Claire “Clairo” Cottrill became a successful musician before she knew what she wanted to sound like, an internet-fuelled head-start that opened many doors and won her a record deal, but also put her in some places where she didn’t quite fit. She became a key figure in the female-led “bedroom pop” sound, a lo-fi genre that has exploded meekly in recent years thanks to this Massachusetts 22-year-old as well as Girl in Red, Beabadoobee, Dodie and mxmtoon. That was mostly thanks to her song Pretty Girl, a piece of plastic lounge pop from 2017 whose amateurish bedroom-filmed clip has now been watched over 75 million times.
On her Soundcloud page you can still find home-recorded originals from eight years ago, all very cute but none suggesting that she would go on to support Dua Lipa and Khalid around the arenas. She provided guest vocals on dance tracks by Danny L Harle, Charli XCX and Mura Masa, her understated voice feeling better suited to home listening than the dancefloor. On her excellent debut album, Immunity, in 2019, she mixed indie rock guitars and polished electronic sounds, but still sounded like someone standing way to the left of a mainstream pop star.

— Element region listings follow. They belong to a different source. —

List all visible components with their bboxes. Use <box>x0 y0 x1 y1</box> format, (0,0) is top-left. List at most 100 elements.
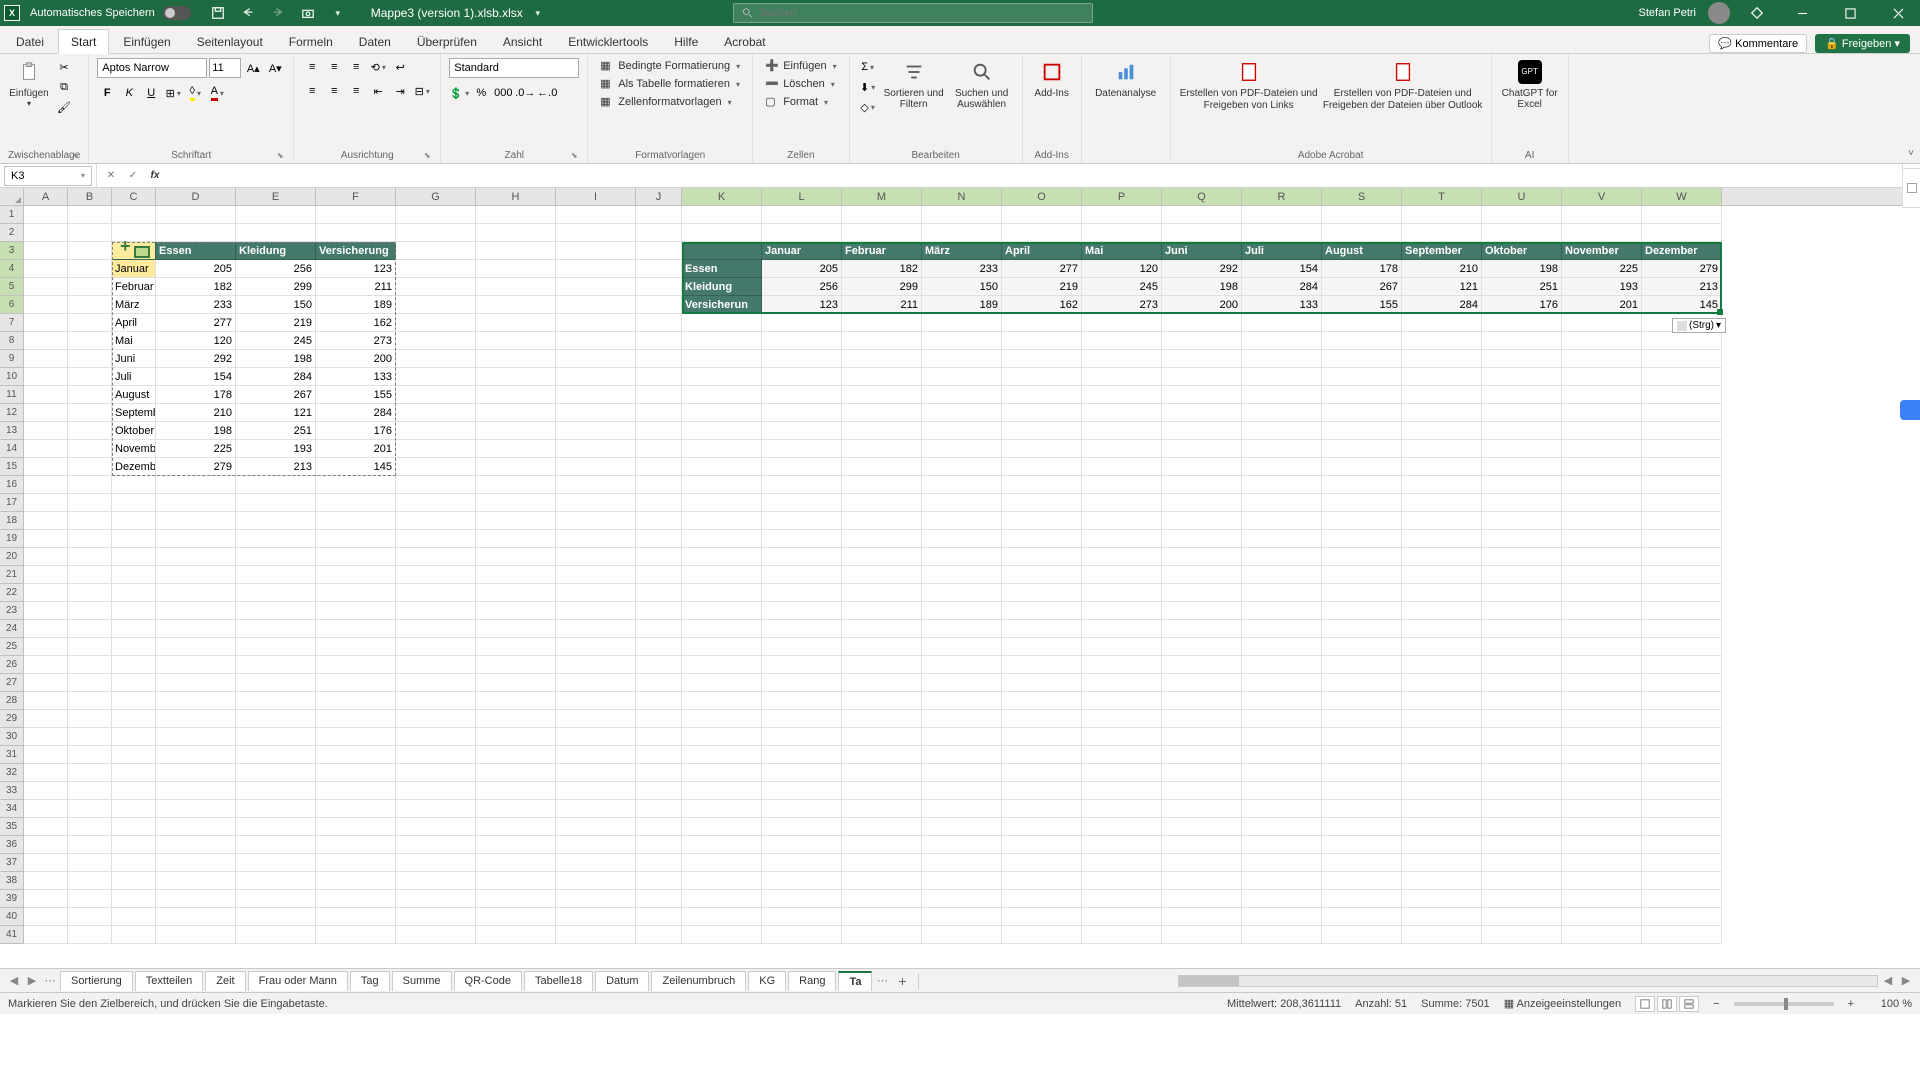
cell[interactable] <box>1322 548 1402 566</box>
cell[interactable] <box>1322 368 1402 386</box>
cell[interactable] <box>842 926 922 944</box>
cell[interactable] <box>236 890 316 908</box>
cell[interactable] <box>1402 548 1482 566</box>
cell[interactable] <box>636 836 682 854</box>
increase-decimal-icon[interactable]: .0→ <box>515 84 535 102</box>
cell[interactable] <box>1562 872 1642 890</box>
cell[interactable] <box>1082 440 1162 458</box>
accounting-icon[interactable]: 💲 <box>449 84 469 102</box>
cell[interactable] <box>636 512 682 530</box>
column-header[interactable]: A <box>24 188 68 205</box>
cell[interactable] <box>1162 440 1242 458</box>
cell[interactable] <box>396 422 476 440</box>
cell[interactable] <box>476 872 556 890</box>
cell[interactable] <box>1642 530 1722 548</box>
cell[interactable] <box>156 890 236 908</box>
pdf-outlook-button[interactable]: Erstellen von PDF-Dateien und Freigeben … <box>1323 58 1483 112</box>
cell[interactable] <box>1482 872 1562 890</box>
row-header[interactable]: 18 <box>0 512 24 530</box>
cell[interactable] <box>1082 746 1162 764</box>
cell[interactable] <box>1162 908 1242 926</box>
cell[interactable] <box>1242 530 1322 548</box>
cell[interactable]: 198 <box>236 350 316 368</box>
diamond-icon[interactable] <box>1748 4 1766 22</box>
cell[interactable] <box>1642 818 1722 836</box>
cell[interactable] <box>1642 422 1722 440</box>
cell[interactable]: 267 <box>236 386 316 404</box>
cell[interactable] <box>636 476 682 494</box>
cell[interactable] <box>1242 548 1322 566</box>
maximize-button[interactable] <box>1832 0 1868 26</box>
cell[interactable] <box>1642 206 1722 224</box>
cell[interactable]: Oktober <box>1482 242 1562 260</box>
cell[interactable] <box>922 224 1002 242</box>
cell[interactable] <box>1002 206 1082 224</box>
cell[interactable]: Januar <box>762 242 842 260</box>
cell[interactable] <box>1082 620 1162 638</box>
fill-icon[interactable]: ⬇ <box>858 78 878 96</box>
column-header[interactable]: T <box>1402 188 1482 205</box>
addins-button[interactable]: Add-Ins <box>1031 58 1073 99</box>
cell[interactable] <box>1162 332 1242 350</box>
cell[interactable] <box>1002 530 1082 548</box>
cell[interactable] <box>68 800 112 818</box>
cell[interactable] <box>1082 314 1162 332</box>
cell[interactable] <box>1562 728 1642 746</box>
cell[interactable] <box>1402 674 1482 692</box>
cell[interactable] <box>556 836 636 854</box>
cell[interactable] <box>24 548 68 566</box>
cell[interactable] <box>682 368 762 386</box>
cell[interactable] <box>476 548 556 566</box>
cell[interactable] <box>1082 404 1162 422</box>
cell[interactable] <box>1082 872 1162 890</box>
cell[interactable] <box>1482 602 1562 620</box>
cell[interactable] <box>68 602 112 620</box>
cell[interactable] <box>1562 602 1642 620</box>
cell[interactable] <box>762 368 842 386</box>
cell[interactable] <box>1162 836 1242 854</box>
cell[interactable] <box>922 692 1002 710</box>
cell[interactable] <box>316 710 396 728</box>
cell[interactable] <box>762 836 842 854</box>
sheet-tab[interactable]: KG <box>748 971 786 991</box>
cell[interactable] <box>316 530 396 548</box>
cell[interactable] <box>1162 476 1242 494</box>
cell[interactable] <box>156 602 236 620</box>
row-header[interactable]: 15 <box>0 458 24 476</box>
column-header[interactable]: G <box>396 188 476 205</box>
cell[interactable] <box>636 494 682 512</box>
cell[interactable] <box>316 818 396 836</box>
cell[interactable] <box>1482 710 1562 728</box>
cell[interactable] <box>316 638 396 656</box>
cell[interactable]: 198 <box>1482 260 1562 278</box>
cell[interactable] <box>556 458 636 476</box>
cell[interactable] <box>112 854 156 872</box>
filename-dropdown-icon[interactable]: ▾ <box>529 4 547 22</box>
cell[interactable] <box>1002 926 1082 944</box>
cell[interactable] <box>1402 656 1482 674</box>
cell[interactable] <box>1242 782 1322 800</box>
cell[interactable] <box>762 908 842 926</box>
cell[interactable]: 182 <box>842 260 922 278</box>
cell[interactable] <box>68 206 112 224</box>
cell[interactable] <box>68 926 112 944</box>
cell[interactable]: September <box>1402 242 1482 260</box>
cell[interactable] <box>1242 332 1322 350</box>
cell[interactable] <box>1002 548 1082 566</box>
cell[interactable] <box>1082 674 1162 692</box>
row-header[interactable]: 31 <box>0 746 24 764</box>
cell[interactable] <box>682 476 762 494</box>
font-name-select[interactable] <box>97 58 207 78</box>
cell[interactable] <box>842 314 922 332</box>
cell[interactable] <box>922 458 1002 476</box>
cell[interactable] <box>1082 602 1162 620</box>
cell[interactable] <box>156 566 236 584</box>
cell[interactable] <box>556 242 636 260</box>
cell[interactable] <box>1402 602 1482 620</box>
cell[interactable] <box>1322 620 1402 638</box>
cell[interactable] <box>922 854 1002 872</box>
orientation-icon[interactable]: ⟲ <box>368 58 388 76</box>
cell[interactable] <box>1162 782 1242 800</box>
cell[interactable] <box>1322 224 1402 242</box>
cell[interactable]: 121 <box>236 404 316 422</box>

This follow-up feels like the point where she steps confidently into a space that completely suits her. Its sound palette will surprise existing fans: chamber pop strings, muted brass, piano and acoustic guitar. Bambi sets the unhurried tone, with the instruments meandering around each other and Clairo taking a leisurely run-up towards singing her first words.
Sling has been produced with Jack Antonoff, who has helped to give a similarly folksy, Laurel Canyon feel to recent music by bigger names Lana Del Rey, Taylor Swift and Lorde. The latter sings backing vocals on the dusty country-folk of Reaper and the lead single Blouse, just as Clairo sang on Lorde’s new single Solar Power. There’s a feel of casual collaboration, of great musicians gathered in one room rather than multi-tracked 21st Century pop production.
It’s all highly beautiful, with small touches gradually revealing themselves, such as the curving guitar line that arrives towards the end of Zinnias, and the piano chords that suddenly lift the pace of the pastoral instrumental Joanie. Most impressively, it sounds like it has no intention of being performed in those arenas. She sounds mature and ambitious, but also like she’s back in that bedroom, holding her songs up to your ear with the lightest touch.